Notons enfin que ce quatrième volet du Justicier dans la ville avait pourtant débuté par cette séquence de cauchemar déjà mentionnée plus haut, dans laquelle Kersey venait en aide à une automobiliste en passe d’être violée par trois individus cagoulés dans un garage. Retournant un des assaillants gisant sur le sol, Kersey découvrait que cet homme n’était autre que lui même. Un peu de freudisme de bazar nous amenait à penser que Kersey prenait conscience qu’être un vigilante faisait aussi de lui un meurtrier.
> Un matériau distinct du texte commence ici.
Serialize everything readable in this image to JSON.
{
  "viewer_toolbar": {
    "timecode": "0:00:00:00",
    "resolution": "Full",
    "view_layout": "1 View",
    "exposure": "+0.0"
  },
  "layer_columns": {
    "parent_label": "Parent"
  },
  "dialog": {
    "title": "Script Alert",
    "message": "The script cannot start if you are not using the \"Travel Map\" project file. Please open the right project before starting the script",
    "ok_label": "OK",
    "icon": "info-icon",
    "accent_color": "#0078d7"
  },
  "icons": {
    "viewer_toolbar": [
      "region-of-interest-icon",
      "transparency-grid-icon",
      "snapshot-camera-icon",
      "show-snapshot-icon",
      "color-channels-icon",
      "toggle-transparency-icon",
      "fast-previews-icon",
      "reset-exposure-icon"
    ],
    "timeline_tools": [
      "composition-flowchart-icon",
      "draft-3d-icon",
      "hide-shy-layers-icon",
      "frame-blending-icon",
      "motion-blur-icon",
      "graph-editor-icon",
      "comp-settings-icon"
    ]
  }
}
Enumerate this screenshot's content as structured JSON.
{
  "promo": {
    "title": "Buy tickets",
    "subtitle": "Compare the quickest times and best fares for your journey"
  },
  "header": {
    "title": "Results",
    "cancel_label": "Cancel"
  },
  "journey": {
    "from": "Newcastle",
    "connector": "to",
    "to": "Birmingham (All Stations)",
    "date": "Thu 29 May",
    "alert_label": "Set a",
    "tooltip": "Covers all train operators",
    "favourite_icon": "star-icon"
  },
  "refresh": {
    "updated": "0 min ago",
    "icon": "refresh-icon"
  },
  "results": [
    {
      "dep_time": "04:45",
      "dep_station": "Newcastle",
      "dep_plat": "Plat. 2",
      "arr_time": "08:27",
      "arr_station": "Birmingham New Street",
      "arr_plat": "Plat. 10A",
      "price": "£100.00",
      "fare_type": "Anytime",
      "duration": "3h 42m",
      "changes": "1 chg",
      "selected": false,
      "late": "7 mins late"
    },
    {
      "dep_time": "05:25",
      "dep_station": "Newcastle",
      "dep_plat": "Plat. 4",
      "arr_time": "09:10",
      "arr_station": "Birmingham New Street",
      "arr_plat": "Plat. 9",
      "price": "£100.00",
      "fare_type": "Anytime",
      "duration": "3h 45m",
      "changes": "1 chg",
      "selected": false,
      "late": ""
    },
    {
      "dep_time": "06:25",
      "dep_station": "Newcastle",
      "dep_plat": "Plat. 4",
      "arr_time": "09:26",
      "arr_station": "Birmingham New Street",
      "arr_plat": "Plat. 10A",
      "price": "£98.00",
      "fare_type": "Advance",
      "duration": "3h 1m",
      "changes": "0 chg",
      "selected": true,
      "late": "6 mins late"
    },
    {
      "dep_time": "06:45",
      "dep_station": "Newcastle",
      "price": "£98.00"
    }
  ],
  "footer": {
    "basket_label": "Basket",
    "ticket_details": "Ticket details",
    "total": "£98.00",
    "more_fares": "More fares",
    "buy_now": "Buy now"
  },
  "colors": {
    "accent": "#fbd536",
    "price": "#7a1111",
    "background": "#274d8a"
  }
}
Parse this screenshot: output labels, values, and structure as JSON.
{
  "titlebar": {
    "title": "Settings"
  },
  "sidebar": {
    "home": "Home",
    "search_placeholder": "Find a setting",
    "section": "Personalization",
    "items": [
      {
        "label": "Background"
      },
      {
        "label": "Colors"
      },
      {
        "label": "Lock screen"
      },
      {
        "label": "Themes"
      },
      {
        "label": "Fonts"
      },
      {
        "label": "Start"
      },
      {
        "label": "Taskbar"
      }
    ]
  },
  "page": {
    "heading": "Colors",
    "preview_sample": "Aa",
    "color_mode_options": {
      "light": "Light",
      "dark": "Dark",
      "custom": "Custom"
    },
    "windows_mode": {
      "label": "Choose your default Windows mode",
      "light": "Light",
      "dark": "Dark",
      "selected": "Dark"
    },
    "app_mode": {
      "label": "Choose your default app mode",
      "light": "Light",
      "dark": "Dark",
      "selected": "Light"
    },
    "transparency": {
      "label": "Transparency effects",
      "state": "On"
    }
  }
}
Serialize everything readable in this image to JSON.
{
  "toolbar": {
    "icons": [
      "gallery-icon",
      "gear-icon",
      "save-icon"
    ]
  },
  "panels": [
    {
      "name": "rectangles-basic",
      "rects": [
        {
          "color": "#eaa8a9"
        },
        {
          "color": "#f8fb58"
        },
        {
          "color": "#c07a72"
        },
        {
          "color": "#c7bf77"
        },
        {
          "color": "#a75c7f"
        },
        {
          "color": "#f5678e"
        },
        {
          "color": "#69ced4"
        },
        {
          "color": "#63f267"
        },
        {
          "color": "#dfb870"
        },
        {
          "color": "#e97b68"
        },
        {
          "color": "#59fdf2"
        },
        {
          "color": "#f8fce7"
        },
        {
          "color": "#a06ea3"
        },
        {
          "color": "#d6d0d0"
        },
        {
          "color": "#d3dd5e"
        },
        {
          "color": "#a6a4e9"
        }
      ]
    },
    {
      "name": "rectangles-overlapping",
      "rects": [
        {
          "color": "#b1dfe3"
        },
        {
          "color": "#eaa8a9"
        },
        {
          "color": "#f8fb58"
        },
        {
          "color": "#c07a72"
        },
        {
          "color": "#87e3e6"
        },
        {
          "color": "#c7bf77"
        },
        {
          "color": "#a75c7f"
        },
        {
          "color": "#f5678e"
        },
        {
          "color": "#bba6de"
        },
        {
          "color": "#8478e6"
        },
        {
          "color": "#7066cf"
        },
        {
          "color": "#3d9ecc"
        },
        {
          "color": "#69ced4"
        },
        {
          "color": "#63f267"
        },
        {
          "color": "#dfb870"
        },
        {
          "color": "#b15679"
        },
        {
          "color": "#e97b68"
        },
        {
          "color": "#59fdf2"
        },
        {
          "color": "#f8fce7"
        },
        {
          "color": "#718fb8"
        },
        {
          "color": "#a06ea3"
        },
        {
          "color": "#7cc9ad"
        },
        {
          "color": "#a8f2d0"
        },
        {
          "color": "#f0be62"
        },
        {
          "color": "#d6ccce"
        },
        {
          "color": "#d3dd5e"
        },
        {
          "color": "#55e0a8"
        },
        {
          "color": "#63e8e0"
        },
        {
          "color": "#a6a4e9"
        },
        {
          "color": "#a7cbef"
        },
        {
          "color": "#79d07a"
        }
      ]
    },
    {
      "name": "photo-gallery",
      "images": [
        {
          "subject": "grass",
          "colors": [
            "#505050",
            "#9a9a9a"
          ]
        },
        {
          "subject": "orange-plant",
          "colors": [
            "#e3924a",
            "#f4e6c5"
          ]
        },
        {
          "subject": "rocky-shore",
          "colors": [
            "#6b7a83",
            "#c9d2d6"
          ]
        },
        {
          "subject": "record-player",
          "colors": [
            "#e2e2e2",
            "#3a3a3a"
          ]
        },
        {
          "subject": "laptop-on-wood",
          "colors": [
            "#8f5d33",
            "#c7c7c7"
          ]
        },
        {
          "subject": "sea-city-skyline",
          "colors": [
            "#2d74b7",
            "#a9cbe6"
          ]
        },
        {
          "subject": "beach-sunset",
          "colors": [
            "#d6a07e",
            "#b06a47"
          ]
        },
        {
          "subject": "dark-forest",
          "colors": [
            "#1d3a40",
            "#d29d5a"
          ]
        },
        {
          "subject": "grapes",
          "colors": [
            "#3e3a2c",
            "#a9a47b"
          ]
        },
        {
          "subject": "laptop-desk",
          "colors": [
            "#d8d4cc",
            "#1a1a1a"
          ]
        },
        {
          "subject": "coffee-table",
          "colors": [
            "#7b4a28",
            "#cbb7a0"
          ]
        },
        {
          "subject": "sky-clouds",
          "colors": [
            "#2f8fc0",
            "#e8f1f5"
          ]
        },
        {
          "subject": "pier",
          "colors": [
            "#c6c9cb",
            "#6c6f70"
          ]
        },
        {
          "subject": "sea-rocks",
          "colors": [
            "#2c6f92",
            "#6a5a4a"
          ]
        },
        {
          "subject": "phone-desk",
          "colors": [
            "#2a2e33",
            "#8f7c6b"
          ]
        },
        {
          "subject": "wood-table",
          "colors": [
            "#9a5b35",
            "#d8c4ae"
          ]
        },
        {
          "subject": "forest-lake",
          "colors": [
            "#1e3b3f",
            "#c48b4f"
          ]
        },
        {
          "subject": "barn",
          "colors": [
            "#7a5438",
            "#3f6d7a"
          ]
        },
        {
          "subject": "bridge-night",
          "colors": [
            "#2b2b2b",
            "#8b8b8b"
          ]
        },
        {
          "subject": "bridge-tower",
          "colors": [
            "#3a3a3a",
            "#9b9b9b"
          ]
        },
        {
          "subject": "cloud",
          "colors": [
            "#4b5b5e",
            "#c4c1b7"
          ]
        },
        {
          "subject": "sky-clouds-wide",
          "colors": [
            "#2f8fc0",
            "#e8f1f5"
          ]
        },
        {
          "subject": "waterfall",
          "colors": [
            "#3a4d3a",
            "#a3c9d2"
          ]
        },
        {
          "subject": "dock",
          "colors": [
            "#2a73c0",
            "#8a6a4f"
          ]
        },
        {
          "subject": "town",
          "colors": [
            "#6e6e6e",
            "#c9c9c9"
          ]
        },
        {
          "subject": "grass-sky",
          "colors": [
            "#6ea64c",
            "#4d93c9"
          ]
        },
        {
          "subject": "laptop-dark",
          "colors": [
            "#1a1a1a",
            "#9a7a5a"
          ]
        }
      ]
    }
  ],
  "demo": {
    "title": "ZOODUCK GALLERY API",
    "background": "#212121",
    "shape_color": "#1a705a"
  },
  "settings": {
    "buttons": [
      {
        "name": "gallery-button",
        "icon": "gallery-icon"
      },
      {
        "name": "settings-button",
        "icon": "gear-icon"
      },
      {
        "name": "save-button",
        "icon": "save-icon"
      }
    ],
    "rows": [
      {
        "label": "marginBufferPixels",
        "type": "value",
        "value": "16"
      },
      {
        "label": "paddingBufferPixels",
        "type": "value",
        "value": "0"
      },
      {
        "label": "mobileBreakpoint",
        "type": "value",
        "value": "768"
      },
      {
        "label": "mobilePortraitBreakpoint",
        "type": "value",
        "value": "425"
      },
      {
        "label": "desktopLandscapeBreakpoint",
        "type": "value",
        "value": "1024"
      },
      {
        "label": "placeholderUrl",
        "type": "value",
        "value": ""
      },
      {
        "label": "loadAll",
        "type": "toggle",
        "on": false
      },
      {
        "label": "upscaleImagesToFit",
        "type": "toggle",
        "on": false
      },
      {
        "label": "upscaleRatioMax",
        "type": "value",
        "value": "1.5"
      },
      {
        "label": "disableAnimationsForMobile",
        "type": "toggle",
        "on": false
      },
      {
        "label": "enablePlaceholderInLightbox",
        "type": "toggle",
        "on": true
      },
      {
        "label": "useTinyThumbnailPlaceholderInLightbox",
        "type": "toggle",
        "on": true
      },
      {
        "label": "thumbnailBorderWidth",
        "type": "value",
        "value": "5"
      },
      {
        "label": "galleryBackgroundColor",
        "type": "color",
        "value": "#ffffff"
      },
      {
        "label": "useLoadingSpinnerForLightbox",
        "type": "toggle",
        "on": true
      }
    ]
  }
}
Ce cauchemar et sa signification sont sans lendemain dans le film, mais le raisonnement, que l’on peut voir comme une mise en garde adressée aux vigilantes de la vie réelle (après tout Bronson a lui-même appelé au calme après l’affaire Bernhard Goetz, du nom de cet homme qui en 1984 ouvrit le feu sur quatre agresseurs dans le métro), mérite d’être mentionné. Ni Thompson ni Bronson et encore moins la Cannon n’étant alors en mesure de porter un film qui aurait développé ce sujet, on peut se féliciter qu’il ait été réduit à une introduction en forme de parenthèses. Il valait effectivement mieux rester sage et livrer le sympathique film d’action qu’ils nous ont offert.